Boom di richieste da parte dei proprietari in risposta ai bandi comunali, ma anche molto caos in alcune regioni, nella prima annualità del Piano nazionale di prevenzione del rischio sismico che aveva a disposizione, oltre ai fondi per microzonazione (10 milioni) e messa in sicurezza di edifici pubblici (93,2 mln), anche una prima sperimentale quota per edifici privati (31 milioni di euro, concentrati sulle regioni a più alto rischio).
Il Piano - il primo in Italia per la prevenzione sismica - parte dall'articolo 11 della legge post-terremoto in Abruzzo (Dl 39/2009), che ha stanziato 42,5 milioni nel 2010 (solo per microzonazione sismica ed edifici pubblici strategici), 145,1 nel 2011 (anche per edifici privati), poi tre anni a 195,6 milioni (2012-2014), e poi di nuovo a scendere 145,1 mln nel 2015 e 44 nel 2016. In tutto 965 milioni.
Le tranche annuali vengono attribuite sempre con ritardo, a causa delle complesse procedure di intesa con le Regioni e poi il doppio passaggio dell'Opcm (con le regole) e del decreto del capo della Protezione civile che distribuisce i fondi.
La seconda tranche, quella del 2011 (Opcm 4007/2012), la prima ad avere anche la quota per i privati, è stata assegnata definitivamente alle Regioni il 3 ottobre 2012.
Non esiste un monitoraggio dettagliato della Protezione civile dello stato d'attuazione del programma, ma dalle otto regioni chiave monitorate da «Edilizia e Territorio» per l'annualità 2011 (assegnata quest'anno ai beneficiari finali) emerge un vero boom di richieste, in media oltre dieci volte le risorse disponibili: 1.002 domande in Puglia e 62 progetti finanziati, 1.480 domande in Sicilia e 113 assegnazioni, in Veneto 349 richieste e 55 interventi beneficiati. Casi estremi invece la Calabria, che ha aumentato i fondi e allargato all'eccesso la platea dei potenziali beneficiari ma poi non è riuscita a gestire le 10.312 richieste, riuscendo ad approvare solo 27 progetti su una platea finanziabile di 528, e all'opposto l'Emilia Romagna, che ha ristretto a soli 4 comuni, ricevendo così 201 richieste e finanziandone 91.
Oltre al caos della Calabria, fra le altre Regioni principali ce ne sono tre ancora ferme, per motivi diversi. La Campania è pesantemente frenata dal Patto di stabilità e dunque ha del tutto congelato i 18,4 milioni che aveva a disposizione quest'anno (3,5 milioni per i privati), e il blocco ci sarà probabilmente anche per la nuova annualità.

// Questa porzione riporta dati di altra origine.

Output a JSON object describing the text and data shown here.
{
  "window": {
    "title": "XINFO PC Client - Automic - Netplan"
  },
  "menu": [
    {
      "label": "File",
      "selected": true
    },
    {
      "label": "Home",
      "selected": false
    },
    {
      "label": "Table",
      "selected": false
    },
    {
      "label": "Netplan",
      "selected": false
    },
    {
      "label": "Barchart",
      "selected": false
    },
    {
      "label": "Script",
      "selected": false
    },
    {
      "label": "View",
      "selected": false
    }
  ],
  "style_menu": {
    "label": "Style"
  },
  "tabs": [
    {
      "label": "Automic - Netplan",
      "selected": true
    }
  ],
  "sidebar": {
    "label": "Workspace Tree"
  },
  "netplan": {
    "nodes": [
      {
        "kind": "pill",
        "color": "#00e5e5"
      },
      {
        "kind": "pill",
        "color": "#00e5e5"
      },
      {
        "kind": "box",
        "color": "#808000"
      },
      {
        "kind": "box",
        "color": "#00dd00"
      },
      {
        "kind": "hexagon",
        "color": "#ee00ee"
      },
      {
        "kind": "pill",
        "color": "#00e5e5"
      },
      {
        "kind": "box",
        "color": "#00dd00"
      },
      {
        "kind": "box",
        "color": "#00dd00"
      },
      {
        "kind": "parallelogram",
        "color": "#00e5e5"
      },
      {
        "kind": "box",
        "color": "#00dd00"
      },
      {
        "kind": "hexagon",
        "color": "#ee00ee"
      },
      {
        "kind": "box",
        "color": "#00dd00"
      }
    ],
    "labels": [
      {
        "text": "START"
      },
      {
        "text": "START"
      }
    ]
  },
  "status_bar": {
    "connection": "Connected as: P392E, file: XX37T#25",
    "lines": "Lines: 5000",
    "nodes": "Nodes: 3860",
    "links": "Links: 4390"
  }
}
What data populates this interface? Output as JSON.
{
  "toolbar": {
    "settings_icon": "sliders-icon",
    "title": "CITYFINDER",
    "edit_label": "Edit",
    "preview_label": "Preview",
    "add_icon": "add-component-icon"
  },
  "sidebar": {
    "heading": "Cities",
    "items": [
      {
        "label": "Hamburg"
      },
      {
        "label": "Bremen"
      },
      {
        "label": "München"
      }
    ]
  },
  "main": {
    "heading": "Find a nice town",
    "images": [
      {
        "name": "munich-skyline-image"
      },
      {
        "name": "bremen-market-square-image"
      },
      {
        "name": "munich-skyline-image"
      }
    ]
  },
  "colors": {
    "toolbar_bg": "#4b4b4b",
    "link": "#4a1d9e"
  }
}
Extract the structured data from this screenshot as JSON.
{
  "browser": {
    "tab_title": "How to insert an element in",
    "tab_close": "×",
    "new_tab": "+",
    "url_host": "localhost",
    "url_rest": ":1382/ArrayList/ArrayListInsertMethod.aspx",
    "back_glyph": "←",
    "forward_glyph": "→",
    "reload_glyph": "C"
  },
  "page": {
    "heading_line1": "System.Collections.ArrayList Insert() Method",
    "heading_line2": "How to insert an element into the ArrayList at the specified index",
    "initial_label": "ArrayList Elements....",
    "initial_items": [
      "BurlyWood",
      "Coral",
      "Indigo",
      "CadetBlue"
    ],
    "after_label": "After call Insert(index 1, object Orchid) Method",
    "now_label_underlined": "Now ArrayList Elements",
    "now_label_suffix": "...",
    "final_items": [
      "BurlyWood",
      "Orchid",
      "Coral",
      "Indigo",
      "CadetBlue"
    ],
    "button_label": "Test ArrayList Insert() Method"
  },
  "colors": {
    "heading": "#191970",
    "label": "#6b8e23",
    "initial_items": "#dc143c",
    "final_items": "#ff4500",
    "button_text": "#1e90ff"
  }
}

Poi c'è il sorprendente ritardo del Friuli Venezia Giulia, che dopo un'inerzia di otto mesi solo nel giugno scorso ha mosso i primi passi per attribuire i fondi del 2011. E l'Abruzzo, che ha deciso di concentrare le annualità 2011 e 2012, e dunque sbloccherà in un colpo solo 4,3 milioni di euro per gli interventi privati.
La nuova tranche (2012) da 195,6 milioni (Opcm 52/2013 ) è stata invece attribuita alle Regioni il 10 luglio scorso , e i bandi dei Comuni per assegnare i contributi ai privati sono stati in alcuni casi già pubblicati, in altri si prevede lo saranno tra la fine dell'anno e l'inizio del 2014.
Nei progetti privati, le regole della Protezione civile favoriscono nei punteggi i piccoli interventi, soprattutto quelli in grado di ridurre i danni alle persone con poca spesa. Ad esempio quelli per inserire "catene" o tirantature tra pareti, che costano poco, 100-150 euro al mq, al massimo 150-170 euro comprese le finiture, e possono evitare i crolli più rovinosi. Per questo tipo di intervento i finanziamenti statali possono coprire il 60-70% del costo totale, e sulla quota residua possono essere utilizzate le detrazioni fiscali al recupero edilizio, attualmente al 65% per l'antisismica in zone 1 e 2.
Le regole delle Opcm privilegiano gli edifici più vecchi nelle graduatorie, e a quanto risulta alla Protezione civile «i progetti più frequenti tra quelli finanziati riguardano edifici mono o bi-familiari nei centri storici», soprattutto nei piccoli comuni.